The history of the PDSA
PDSA is the UK's leading veterinary charity, it 2013 they carried out more than 2.3 million free veterinary treatments.
The charity was founded in 1917 by Maria Dickin CBE, an animal welfare pioneer. On Saturday 17 November 1917, she opened her first 'People's Dispensary for Sick Animals of the Poor'. Outside the cellar in the Whitechapel district of London, a notice read:
Bring your sick animals.
Do not let them suffer.
All animals treated.
All treatment free.
Who was Maria Dickin?
Maria Dickin was born in London in 1870. She was the daughter of a Free Church minister and the eldest of eight children. She was described as bright, confident and independent-minded.

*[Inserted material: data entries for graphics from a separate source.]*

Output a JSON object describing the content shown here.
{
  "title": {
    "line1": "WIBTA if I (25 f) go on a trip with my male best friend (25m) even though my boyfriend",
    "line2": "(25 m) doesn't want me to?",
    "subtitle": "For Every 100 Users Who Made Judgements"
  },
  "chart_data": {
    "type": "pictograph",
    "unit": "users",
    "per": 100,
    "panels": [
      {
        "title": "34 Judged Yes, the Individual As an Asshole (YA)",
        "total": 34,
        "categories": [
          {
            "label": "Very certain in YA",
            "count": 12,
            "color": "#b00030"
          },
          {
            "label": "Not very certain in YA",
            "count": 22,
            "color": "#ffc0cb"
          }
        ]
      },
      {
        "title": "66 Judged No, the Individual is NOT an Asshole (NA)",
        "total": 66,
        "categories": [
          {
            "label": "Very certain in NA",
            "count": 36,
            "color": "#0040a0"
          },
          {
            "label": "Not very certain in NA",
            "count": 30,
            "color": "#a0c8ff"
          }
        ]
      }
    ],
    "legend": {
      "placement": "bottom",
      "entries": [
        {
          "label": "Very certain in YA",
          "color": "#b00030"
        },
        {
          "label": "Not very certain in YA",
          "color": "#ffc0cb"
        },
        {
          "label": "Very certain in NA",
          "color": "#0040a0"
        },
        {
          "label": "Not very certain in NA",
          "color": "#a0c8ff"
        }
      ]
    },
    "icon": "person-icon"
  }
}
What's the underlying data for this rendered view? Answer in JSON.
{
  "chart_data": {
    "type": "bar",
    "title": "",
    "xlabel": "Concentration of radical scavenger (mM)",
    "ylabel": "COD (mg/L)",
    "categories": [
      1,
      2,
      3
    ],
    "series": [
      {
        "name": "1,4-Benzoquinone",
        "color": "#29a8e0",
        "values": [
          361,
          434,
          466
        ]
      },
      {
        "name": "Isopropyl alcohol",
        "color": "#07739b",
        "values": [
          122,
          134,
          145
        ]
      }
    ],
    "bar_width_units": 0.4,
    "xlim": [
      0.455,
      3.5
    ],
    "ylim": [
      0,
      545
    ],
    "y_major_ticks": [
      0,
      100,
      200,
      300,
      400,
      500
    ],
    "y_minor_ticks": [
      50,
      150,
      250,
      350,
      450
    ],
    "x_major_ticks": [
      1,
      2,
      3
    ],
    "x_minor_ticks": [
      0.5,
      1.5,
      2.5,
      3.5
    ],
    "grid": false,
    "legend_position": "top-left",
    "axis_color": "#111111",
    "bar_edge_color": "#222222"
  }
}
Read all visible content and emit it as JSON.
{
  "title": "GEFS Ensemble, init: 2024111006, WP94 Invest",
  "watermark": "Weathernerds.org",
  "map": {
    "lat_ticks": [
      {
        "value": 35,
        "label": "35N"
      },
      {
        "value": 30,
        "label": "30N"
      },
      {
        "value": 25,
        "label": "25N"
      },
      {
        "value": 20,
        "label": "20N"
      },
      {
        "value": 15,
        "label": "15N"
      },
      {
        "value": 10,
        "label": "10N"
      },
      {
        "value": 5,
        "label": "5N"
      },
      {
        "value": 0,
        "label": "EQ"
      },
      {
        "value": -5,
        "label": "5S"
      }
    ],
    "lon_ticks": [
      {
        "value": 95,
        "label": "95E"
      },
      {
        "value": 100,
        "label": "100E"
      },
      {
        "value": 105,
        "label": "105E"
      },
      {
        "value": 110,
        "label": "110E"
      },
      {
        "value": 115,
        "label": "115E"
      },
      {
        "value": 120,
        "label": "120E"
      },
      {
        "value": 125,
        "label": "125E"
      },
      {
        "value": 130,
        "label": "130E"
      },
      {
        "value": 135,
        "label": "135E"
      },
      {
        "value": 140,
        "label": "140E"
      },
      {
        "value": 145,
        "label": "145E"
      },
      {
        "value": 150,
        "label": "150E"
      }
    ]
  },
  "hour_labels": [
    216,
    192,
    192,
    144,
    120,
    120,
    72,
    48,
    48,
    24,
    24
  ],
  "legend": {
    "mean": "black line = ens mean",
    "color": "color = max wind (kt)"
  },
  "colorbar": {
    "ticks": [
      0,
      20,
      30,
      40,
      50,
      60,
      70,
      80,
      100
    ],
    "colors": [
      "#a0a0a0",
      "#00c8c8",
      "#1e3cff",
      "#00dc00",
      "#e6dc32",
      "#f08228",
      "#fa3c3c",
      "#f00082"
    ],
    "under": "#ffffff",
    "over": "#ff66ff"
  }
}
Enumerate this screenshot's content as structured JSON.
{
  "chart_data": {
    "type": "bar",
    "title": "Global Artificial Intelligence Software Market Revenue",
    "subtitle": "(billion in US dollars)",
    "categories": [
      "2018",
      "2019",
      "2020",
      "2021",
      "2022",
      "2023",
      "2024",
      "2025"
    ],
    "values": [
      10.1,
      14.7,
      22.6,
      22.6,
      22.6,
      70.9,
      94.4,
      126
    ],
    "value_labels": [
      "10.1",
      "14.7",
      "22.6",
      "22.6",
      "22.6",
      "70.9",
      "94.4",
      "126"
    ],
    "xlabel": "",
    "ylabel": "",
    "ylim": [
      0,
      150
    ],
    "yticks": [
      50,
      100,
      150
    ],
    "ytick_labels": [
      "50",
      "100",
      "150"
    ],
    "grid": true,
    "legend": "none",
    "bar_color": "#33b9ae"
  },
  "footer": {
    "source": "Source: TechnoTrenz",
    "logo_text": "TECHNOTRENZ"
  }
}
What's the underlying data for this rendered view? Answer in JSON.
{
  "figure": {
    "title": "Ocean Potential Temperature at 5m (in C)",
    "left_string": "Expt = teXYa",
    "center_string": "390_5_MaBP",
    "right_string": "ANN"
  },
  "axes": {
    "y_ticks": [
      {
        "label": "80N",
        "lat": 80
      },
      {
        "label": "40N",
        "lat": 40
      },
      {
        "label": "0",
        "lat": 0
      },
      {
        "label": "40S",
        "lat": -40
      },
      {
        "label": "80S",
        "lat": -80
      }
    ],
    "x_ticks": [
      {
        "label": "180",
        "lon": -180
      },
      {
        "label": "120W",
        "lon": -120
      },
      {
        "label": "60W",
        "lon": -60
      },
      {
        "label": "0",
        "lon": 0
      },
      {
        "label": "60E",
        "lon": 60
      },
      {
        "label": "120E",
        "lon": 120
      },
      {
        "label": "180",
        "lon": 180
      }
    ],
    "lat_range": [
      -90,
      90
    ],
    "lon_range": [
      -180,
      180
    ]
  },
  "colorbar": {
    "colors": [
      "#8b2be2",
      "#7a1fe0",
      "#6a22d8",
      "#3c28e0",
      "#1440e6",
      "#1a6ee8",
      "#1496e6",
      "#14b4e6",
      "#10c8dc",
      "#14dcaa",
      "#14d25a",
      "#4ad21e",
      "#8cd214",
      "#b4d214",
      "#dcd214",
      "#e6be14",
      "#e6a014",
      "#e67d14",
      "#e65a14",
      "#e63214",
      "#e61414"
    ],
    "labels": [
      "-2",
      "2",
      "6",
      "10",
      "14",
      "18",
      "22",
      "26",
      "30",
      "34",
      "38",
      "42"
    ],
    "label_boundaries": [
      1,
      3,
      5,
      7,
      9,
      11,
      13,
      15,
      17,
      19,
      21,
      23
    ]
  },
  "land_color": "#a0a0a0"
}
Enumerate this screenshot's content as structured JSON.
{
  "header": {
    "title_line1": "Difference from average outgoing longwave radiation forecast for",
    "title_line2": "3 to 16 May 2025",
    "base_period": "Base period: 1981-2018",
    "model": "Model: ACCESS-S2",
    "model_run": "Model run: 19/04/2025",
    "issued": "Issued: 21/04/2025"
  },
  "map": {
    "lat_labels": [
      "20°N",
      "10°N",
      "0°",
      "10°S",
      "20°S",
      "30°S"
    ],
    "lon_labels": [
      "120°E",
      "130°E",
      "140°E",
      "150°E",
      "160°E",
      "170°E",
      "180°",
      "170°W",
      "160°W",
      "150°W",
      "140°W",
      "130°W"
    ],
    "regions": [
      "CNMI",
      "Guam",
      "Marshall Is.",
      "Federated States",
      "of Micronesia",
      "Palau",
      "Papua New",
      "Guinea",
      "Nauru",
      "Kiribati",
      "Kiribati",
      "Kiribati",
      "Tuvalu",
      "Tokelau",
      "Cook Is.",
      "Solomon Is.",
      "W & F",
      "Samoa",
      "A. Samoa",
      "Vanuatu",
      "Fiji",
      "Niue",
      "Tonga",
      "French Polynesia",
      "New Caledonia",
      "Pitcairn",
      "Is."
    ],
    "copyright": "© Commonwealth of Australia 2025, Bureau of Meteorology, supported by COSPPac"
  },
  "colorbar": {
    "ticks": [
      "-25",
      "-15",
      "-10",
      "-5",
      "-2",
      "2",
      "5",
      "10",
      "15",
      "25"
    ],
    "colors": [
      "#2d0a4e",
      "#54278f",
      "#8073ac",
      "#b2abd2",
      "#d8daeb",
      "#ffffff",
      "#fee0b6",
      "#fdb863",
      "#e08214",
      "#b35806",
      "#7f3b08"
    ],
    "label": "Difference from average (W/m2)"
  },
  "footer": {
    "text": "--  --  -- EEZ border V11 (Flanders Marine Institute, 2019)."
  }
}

Maria Dickin - animal welfare pioneer
After marrying at the age of 28 and in need of fulfilment, Maria launched herself into social work. Visiting the poor of London's East End she was horrified by the poverty but it was the sight of animals suffering in silence that she found unbearable. In the streets she found dogs and cats, raw with mange and often dragging broken limbs. Goats and rabbits huddled sick and injured in back yards while horses and donkeys were often worked lame and crippled by heavy loads.
During the First World War, Maria Dickin worked to improve the dreadful state of animal health in the Whitechapel area of London. She wanted to open a clinic where East Enders living in poverty could receive free treatment for their sick and injured animals.
Despite the scepticism of the establishment, she opened her free 'dispensary' in a Whitechapel basement on Saturday 17 November 1917. It was an immediate success and she was soon forced to find larger premises.
Within six years she had designed and equipped her first horse-drawn clinic and soon a fleet of mobile dispensaries was established.
One of the first PDSA clinics
The good work continues
The charity Maria Dickin built has gone from strength to strength. PDSA continues to ensure that the sick and injured pets of those unable to afford private veterinary fees have somewhere to go to for help and free treatment.